How Colorectal Cancer is Diagnosed
Colorectal cancer can be diagnosed through a combination of medical history, physical examination, and diagnostic tests. Colorectal Cancer screening tests also help in the early detection of the disease. Here are the most common ways that colorectal cancer is diagnosed:
- Medical History and Physical Exam- Your doctor will ask you about your medical history and any symptoms you are experiencing. They will also perform a physical exam to check for any signs of abnormalities in your abdomen or rectum.
- Colonoscopy– Is a procedure in which a flexible tube with a camera is inserted into the rectum and colon to examine the lining for abnormal growths, such as polyps or tumours. If any abnormal growths are found, a biopsy may be performed to determine if they are cancerous.
- Fecal Immunochemical Test (FIT): This simple test checks for blood in your stool, which can be a sign of colorectal cancer. The test is recommended every year starting at age 50 for people at average risk.
- CT Colonography- This type of CT scan examines the colon for polyps or tumours. It is recommended every five years starting at age 50 for people at average risk.
- Flexible Sigmoidoscopy- This is similar to a colonoscopy but only examines the rectum and lower part of the colon. It is recommended every five years starting at age 50 for people at average risk.
- Fecal Occult Blood Test (FOBT)- This simple test checks for blood in your stool, which can be a sign of colorectal cancer. A positive FOBT result may lead to further testing.
- Imaging Tests- Imaging tests, such as a CT scan or MRI, may be performed to get a better view of the colon and surrounding tissues to look for signs of cancer.
- Blood Tests- Blood tests may be done to check for signs of anemia or other abnormalities that could indicate colorectal cancer.
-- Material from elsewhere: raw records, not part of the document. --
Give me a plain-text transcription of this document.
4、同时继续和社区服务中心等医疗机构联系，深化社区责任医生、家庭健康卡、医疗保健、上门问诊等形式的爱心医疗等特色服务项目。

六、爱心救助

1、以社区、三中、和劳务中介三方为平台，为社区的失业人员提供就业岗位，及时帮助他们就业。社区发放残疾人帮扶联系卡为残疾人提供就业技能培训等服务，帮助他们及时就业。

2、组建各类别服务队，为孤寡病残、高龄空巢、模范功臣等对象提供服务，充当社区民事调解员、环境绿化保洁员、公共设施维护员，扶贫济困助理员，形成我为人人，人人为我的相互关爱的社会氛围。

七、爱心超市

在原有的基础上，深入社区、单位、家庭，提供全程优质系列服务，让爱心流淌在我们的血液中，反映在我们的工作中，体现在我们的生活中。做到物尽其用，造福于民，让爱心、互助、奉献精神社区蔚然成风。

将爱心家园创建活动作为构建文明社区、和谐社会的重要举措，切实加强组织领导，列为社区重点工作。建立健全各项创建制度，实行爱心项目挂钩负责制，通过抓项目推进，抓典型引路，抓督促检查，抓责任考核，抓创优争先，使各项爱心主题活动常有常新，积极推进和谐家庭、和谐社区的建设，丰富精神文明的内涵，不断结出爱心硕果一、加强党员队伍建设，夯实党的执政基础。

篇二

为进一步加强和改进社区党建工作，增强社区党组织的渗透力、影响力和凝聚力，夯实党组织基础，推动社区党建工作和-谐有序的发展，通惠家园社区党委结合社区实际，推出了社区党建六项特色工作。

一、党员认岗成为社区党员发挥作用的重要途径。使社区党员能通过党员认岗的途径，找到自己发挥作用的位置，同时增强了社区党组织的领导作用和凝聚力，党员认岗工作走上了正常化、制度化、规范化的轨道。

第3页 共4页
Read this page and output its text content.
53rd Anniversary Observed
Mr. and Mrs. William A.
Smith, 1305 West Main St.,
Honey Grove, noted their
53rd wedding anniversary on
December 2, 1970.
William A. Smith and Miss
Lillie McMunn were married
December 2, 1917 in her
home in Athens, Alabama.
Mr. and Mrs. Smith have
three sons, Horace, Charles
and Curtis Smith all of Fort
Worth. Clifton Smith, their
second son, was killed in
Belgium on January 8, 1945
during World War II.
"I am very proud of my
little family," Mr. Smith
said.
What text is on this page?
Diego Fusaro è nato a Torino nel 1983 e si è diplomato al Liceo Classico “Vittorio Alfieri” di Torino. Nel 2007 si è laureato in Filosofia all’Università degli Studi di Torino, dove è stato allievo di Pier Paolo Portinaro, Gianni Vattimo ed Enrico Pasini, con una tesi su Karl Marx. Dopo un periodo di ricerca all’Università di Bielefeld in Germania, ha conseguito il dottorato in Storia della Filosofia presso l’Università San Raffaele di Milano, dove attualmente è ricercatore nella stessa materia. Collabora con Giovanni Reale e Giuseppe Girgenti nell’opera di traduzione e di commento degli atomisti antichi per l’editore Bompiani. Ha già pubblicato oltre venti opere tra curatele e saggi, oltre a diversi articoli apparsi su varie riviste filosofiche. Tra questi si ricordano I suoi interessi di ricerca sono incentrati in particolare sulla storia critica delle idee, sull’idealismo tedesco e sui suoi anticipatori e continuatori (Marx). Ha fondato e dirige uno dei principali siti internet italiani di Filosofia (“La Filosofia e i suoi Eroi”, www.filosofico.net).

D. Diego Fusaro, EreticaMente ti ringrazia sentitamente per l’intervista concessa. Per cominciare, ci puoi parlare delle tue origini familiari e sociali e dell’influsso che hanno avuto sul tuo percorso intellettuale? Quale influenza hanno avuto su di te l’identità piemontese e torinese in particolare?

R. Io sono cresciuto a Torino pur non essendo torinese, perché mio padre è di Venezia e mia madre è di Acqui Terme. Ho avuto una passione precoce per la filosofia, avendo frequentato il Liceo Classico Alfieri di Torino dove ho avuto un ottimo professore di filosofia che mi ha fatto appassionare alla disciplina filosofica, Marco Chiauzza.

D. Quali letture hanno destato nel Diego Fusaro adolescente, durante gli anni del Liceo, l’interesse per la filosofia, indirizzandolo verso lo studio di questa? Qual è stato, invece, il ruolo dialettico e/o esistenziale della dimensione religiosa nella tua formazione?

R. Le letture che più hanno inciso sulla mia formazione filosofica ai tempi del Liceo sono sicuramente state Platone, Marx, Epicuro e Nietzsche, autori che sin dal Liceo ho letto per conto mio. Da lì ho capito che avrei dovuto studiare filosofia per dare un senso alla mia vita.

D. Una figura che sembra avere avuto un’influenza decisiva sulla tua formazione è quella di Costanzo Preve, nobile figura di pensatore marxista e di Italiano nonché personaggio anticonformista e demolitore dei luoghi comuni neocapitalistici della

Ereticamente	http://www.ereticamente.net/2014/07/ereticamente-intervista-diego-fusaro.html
It is important to note that regular screening is recommended for people at average risk of colorectal cancer, even if they are not experiencing any symptoms. Screening tests can help detect the disease in its early stages when it is more treatable.
Talk to your doctor about when and how often you should be screened for colorectal cancer based on age, family history, and other risk factors.
Is There a Colorectal Cancer Drug Trial?
Hope is not lost. With all the advancements in technology and health, many colorectal cancer drug trials are underway. Here are a few examples.
- The BEACON CRC trial is a Phase 3 study evaluating the efficacy and safety of a combination of targeted therapies (encorafenib, binimetinib, and cetuximab) in patients with metastatic colorectal cancer with specific genetic mutations.
- The KEYNOTE-177 trial is a Phase 3 study evaluating the use of pembrolizumab, a type of immunotherapy, as a first-line treatment for patients with advanced colorectal cancer that is mismatch repair deficient or microsatellite instability-high.
- The TRIBE2 trial is a Phase 3 study comparing different chemotherapy regimens in patients with advanced colorectal cancer.
- The IDEA-FRANCE trial is a Phase 3 study evaluating the optimal duration of adjuvant chemotherapy in patients with stage III colon cancer.
Frequently Asked Questions
Is colorectal cancer curable?
Colon cancer is a highly treatable and often curable condition when limited to the gut. About 50% of patients who have surgery are cured. Nonetheless, recurrence after surgery is a significant issue and frequently the cause of death.
What are the silent signs of colon cancer?
It is believed that colon cancer is a silent illness. There are often no symptoms. People may encounter symptoms such as altered bowel patterns, stomach pain, blood in the stool, and weight loss. People may already have an advanced form of the disease if they exhibit these symptoms.
Can I survive colorectal cancer?
90% of patients diagnosed with cancer, when it is localized, will survive. The 5-year survival rate is 73% if cancer has progressed to the nearby tissues or organs and/or the local lymph nodes. The 5-year survival rate is 17% if the malignancy has progressed to distant organs.